(RFC)Architecture Design: Scalable OpenTelemetry for Jenkins

Hi everyone,

I am exploring the ‘Use OpenTelemetry for Jenkins Jobs’ project for GSoC 2026. Following a discussion with maintainers on Gitter, I am opening this thread to document the architectural design and trade-offs for ci.jenkins.io.The Challenge Enabling the OTel plugin on the Jenkins infrastructure scale is not just about installation, it requires an engineering strategy to handle High Cardinality and Storage Costs.
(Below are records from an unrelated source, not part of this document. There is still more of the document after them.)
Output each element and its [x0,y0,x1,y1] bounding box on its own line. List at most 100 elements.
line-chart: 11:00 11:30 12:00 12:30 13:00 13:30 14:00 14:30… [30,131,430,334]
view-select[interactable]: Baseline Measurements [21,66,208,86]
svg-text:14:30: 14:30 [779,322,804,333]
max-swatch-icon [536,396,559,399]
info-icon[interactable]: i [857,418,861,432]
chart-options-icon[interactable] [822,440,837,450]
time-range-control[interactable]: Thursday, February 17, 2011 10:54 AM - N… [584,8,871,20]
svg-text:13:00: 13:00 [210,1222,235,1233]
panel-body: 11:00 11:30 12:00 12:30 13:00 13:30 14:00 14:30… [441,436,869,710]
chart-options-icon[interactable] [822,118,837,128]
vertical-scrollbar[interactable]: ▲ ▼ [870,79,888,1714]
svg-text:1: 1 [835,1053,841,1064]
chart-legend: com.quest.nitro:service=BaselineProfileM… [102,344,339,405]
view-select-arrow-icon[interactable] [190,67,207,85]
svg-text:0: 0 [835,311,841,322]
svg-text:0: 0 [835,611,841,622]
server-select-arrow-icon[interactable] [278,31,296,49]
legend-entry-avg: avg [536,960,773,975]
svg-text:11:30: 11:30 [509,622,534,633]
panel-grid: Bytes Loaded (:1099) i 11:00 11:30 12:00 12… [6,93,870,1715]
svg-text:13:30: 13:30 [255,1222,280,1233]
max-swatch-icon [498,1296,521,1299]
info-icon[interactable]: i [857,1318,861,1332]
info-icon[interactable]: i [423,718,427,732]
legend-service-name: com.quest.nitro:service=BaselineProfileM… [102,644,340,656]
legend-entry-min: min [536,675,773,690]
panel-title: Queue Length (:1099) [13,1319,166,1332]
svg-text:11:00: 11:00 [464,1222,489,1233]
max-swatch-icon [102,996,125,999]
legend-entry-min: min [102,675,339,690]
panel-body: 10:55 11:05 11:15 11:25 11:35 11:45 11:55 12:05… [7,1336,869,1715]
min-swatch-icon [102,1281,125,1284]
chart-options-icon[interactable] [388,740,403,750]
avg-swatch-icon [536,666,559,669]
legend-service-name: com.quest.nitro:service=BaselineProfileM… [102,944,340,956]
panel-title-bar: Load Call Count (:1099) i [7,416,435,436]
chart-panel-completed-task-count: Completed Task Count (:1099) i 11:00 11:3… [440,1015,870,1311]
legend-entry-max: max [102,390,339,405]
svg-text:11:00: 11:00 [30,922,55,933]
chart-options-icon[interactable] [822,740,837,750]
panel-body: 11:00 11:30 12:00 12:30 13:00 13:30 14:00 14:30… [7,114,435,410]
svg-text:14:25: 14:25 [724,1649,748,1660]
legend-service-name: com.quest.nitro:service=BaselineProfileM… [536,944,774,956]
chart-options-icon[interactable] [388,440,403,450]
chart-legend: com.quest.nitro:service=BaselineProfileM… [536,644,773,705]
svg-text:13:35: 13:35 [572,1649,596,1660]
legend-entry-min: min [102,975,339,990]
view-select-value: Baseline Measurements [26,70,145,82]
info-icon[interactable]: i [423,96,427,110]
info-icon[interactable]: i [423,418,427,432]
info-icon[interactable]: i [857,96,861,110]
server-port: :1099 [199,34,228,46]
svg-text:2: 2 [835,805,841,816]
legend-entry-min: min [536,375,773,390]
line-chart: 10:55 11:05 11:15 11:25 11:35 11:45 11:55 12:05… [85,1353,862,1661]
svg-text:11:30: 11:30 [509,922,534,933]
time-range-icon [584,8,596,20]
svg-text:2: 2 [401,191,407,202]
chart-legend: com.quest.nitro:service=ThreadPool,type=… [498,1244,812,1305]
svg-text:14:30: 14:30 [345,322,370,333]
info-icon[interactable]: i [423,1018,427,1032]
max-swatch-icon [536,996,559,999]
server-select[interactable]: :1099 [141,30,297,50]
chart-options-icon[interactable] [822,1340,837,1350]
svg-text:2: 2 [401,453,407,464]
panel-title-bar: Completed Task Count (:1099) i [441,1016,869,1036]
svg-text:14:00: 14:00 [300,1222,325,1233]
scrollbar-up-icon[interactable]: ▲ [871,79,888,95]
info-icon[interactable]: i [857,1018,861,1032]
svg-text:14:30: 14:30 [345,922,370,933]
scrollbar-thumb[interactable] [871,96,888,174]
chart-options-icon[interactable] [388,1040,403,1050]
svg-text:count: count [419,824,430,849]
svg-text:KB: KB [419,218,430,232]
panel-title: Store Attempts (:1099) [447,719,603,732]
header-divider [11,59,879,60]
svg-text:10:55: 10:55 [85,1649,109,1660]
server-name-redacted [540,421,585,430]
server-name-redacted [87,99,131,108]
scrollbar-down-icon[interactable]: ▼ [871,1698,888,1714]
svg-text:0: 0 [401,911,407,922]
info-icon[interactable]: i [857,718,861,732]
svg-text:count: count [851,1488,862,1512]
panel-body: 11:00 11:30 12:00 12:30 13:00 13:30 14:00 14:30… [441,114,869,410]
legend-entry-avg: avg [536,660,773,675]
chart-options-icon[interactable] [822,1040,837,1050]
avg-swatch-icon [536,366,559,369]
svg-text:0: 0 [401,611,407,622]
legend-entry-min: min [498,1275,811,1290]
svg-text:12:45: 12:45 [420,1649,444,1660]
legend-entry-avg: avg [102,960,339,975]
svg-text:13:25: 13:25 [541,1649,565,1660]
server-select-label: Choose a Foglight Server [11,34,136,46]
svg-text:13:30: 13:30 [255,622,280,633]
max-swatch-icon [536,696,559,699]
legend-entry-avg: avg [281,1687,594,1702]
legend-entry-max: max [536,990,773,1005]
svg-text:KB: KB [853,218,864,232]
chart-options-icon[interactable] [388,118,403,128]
Proposed Architecture I have been researching a Backend-Agnostic OTLP Pipeline where the Collector acts as a gateway. The key feature is Tail-based Sampling, which allows us to:

  • Retain 100% of failed build traces (for debugging).

  • Aggressively sample successful builds (to save storage).

  • Switch backends (Jaeger, Tempo, Prometheus) without changing Jenkins configuration.

Proof of Concept & Trade-off Analysis I have set up a local lab (Jenkins → Collector → Jaeger) to validate the probabilistic_sampler and load generation. I have compiled my findings, including a detailed analysis of Cardinality vs. Query Speed, in the draft (RFC)Architecture Design: Scalable OpenTelemetry for Jenkins - Google Docs

I would appreciate any feedback from the Infra team, specifically regarding the retention policies for successful builds.

Amanraz Thakur

Update on the Context Propagation Fix

Update: I have successfully implemented and validated the fix for the TRACEPARENT context issue.

The Issue: Previously, the TRACEPARENT environment variable was not correctly updating for steps inside a stage. This caused broken trace hierarchies where steps like sh or bat were not properly nested under their parent stage.

The Fix: I modified OtelEnvironmentContributor.java to explicitly respect the current active span. You can view the implementation here: [Link to The PR]

Visual Verification: I spun up a local Jenkins instance connected to a Jaeger backend to verify the fix. As seen in the screenshot below, the sh step is now correctly indented as a child of the Verification stage, confirming that the trace context is being propagated correctly down the pipeline.